I complain too much, and things are busy, and MAN I have not read nearly as much as I wanted to by this point in the (calendar) year. But, some books I’ve finished or started and some thoughts about them:
Jews Without Money by Michael Gold
Great fun. Socialist Realism! Reminded me a lot of A Contract With God (a graphic novel, still—). The writing was fine and dandy, and the story was at turns heartbreaking and generally good. The last chapter was a bit too hit-you-over-the-head though, with regard to the socialism stuff. Not that I’m not down, but it seemed to not resolve the novel satisfactorily with regard to narrative, and so it was just a platform for the author’s own views: fine, but made me enjoy the book less, in the end. Would still recommend, however.
Six Memos from the Last Millennium by Joseph Skibel
Fucking loved this. So great. Esp. after having read the Calvino book (Six Memos for the Next Millennium) not long beforehand. But mostly it was great because it was all Talmud stories, which are fun, and the “novelist(ic)” reading of them was absolutely wonderful and marvelous. I really want to hang out with Joseph Skibel and learn from him. This book really was great and I can’t say enough good things about it.
Annotations by John Keene
This, I read for a class, but rather enjoyed. It being in large part about St. Louis was great, and it’s a kind of experimental novel that I’m not trying to do myself, but a kind I greatly admire (i.e., I couldn’t do that much compression). We’re going to meet this guy next week (he’s doing a “Master Class”), and that’ll be cool. Looking forward to it. Working through another of his books, Counternarratives, presently.
Modernism: Evolution of an Idea by Lathem & Rogers
Also for a class (you’ll begin to notice a pattern now). It was a great survey of the field. The suggested bibliography is perhaps the most important thing.
The Secret Agent by Conrad
I made it to 27 without having read Conrad. Shame. I rather enjoyed this book, have a lot of ideas about it, and wrote a paper on it. Conrad is great — a little longwinded, probably kind of racist, almost certainly somewhat sexist — and also a helluva prose stylist. Cool to read the stylistic “transition” b/t the Victorian/Edwardian sensibility and the emergent Modernist sensibility so evident. And I TOTALLY SAW THE PLOT TWIST. Just for the record.
Howard’s End, EM Forster
Also for class. Didn’t hate it, didn’t love it. Wasn’t that into it. It was fine. I liked the narrator, sort of. Probably didn’t give this book its due attention, but what can you do?

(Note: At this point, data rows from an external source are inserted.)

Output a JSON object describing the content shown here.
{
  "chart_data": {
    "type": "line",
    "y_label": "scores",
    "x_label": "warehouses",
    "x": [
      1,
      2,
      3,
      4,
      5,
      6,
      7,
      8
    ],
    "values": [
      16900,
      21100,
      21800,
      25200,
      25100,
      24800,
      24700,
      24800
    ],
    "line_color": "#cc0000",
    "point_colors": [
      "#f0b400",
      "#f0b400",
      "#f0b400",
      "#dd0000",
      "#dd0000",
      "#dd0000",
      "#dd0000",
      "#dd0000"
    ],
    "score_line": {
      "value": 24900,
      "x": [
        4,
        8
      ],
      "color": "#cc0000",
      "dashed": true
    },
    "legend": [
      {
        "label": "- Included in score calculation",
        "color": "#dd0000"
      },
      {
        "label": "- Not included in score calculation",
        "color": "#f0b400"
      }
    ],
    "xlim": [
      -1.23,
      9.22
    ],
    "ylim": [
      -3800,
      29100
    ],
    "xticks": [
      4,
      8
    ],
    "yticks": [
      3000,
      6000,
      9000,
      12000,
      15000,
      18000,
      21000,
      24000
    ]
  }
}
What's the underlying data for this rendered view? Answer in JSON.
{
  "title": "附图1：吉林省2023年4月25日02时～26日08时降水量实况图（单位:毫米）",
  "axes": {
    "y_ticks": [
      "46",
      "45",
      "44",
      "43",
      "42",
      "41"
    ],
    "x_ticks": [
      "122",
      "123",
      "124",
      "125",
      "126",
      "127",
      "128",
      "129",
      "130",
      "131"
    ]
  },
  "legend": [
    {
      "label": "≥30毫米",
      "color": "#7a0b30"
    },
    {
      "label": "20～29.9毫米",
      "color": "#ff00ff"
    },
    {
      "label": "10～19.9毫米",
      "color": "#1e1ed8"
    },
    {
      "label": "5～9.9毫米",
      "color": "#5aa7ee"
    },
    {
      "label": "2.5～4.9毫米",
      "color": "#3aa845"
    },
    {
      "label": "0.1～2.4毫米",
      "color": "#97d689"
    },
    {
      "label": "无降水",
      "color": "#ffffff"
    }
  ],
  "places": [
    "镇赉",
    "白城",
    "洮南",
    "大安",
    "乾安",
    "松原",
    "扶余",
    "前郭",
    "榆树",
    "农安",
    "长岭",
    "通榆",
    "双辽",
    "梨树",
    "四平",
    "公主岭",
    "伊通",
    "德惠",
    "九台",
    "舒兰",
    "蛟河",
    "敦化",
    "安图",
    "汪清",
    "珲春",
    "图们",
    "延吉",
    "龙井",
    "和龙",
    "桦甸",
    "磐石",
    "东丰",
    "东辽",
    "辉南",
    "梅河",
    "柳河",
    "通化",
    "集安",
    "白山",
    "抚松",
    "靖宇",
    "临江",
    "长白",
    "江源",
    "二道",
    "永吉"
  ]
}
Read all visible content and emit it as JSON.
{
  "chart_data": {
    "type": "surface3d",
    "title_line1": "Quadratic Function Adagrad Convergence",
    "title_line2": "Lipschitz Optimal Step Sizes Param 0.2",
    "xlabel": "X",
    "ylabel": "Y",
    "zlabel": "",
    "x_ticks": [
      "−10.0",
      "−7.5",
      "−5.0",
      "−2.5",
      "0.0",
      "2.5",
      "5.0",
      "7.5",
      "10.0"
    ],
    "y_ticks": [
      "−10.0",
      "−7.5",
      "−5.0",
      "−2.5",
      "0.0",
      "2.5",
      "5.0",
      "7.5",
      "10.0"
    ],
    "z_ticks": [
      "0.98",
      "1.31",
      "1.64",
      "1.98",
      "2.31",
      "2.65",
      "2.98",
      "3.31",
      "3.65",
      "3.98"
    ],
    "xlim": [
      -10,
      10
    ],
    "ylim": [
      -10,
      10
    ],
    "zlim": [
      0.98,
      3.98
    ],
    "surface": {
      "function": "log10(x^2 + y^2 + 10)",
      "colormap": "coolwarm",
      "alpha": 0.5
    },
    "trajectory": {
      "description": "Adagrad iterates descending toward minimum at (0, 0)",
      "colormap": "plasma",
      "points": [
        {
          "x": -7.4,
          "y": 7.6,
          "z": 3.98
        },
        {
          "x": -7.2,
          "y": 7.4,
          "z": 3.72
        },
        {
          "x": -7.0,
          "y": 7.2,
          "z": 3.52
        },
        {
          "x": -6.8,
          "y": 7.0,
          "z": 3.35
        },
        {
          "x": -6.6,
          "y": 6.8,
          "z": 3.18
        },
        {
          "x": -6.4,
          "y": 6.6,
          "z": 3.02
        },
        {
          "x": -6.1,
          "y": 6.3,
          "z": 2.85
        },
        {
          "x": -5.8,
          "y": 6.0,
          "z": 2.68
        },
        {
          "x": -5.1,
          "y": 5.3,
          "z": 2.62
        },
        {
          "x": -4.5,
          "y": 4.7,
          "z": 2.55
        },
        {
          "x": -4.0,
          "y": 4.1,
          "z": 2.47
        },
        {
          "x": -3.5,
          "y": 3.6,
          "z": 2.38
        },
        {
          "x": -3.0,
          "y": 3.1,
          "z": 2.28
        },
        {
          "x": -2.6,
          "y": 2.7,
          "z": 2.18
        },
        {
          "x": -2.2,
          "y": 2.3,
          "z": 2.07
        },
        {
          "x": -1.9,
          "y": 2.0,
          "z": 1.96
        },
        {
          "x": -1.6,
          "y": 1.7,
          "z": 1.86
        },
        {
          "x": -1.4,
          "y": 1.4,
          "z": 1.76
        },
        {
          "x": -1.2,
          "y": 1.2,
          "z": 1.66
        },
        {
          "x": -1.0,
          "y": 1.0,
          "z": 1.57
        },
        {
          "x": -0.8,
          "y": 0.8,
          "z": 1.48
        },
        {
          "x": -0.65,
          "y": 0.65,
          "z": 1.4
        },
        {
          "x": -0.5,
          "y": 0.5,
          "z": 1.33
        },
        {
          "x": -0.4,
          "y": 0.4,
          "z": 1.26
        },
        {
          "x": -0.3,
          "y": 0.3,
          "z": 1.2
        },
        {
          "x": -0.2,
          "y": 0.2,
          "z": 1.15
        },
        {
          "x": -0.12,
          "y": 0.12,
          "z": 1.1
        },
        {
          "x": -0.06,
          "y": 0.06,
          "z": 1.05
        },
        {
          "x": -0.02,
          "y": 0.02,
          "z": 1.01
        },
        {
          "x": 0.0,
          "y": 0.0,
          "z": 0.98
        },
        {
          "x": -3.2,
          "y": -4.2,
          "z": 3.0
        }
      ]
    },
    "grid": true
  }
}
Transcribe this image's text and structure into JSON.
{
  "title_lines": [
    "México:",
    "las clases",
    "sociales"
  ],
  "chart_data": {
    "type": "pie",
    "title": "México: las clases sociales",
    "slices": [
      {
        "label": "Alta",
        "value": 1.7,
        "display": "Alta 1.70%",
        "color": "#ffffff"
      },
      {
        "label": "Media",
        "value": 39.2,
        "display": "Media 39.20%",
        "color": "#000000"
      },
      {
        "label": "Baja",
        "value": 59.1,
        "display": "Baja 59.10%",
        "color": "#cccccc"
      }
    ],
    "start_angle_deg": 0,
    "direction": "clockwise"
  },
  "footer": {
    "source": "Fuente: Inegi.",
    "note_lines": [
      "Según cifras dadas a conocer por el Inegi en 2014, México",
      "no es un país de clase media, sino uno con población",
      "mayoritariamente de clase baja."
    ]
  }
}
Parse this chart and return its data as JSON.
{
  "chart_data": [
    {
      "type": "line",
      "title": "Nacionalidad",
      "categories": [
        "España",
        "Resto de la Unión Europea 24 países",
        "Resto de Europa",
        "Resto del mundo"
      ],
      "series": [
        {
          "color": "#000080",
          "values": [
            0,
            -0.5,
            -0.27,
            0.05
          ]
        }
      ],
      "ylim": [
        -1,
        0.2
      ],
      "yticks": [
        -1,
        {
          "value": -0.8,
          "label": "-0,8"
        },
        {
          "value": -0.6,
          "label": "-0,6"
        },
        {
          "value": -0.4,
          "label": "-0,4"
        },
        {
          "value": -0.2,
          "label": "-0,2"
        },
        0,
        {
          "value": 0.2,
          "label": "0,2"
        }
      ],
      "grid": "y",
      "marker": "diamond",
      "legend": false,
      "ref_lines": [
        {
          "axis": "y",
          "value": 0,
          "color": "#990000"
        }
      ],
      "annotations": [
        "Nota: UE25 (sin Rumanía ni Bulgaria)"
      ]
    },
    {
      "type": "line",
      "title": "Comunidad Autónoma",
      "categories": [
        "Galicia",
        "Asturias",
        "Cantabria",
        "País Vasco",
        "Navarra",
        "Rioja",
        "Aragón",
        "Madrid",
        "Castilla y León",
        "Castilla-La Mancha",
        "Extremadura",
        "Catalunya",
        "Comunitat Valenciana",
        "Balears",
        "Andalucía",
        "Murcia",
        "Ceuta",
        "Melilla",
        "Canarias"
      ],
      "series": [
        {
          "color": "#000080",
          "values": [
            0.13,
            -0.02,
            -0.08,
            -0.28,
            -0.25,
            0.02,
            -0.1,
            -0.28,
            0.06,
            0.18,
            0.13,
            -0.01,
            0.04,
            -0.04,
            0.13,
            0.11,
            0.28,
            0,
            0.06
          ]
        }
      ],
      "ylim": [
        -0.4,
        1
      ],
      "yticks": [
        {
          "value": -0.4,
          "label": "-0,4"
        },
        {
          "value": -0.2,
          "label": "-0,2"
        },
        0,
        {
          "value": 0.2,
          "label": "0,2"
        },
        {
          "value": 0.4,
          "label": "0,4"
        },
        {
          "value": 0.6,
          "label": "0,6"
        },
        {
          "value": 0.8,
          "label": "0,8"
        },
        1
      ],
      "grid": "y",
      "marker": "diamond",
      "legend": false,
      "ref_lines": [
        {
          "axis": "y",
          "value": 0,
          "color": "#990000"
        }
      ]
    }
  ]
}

The Good Solider Ford Maddox Ford
Ah, love it when a class gives me an excuse to reread a book I like. And I really like this book. Stylistically, it’s something I aspire to (in some sense). Heartbreaking, and I just love how it circles and expands and goes back and forth running over and over the same ideas but differently, and man it throws some shade here and there, and it’s just lovely and wonderful and I like it very well.
Witz by Joshua Cohen
This is last, but is in fact the first book I actually began this year. It’s almost 900 pages though, and school has been insanely busy, and so I haven’t been able to give it much attention. And it demands attention. I think it’s like the modern Jewish Ulysses, except if Ulysses was parodying Genesis instead of the Odyssey. But maybe that’s wrong. I read just up to the “turn,” and so I’m not really grasping the whole of it yet. But god damn can that dude write a sentence. So fun.
And that’s what I’ve got for you. For now. It’s been busy.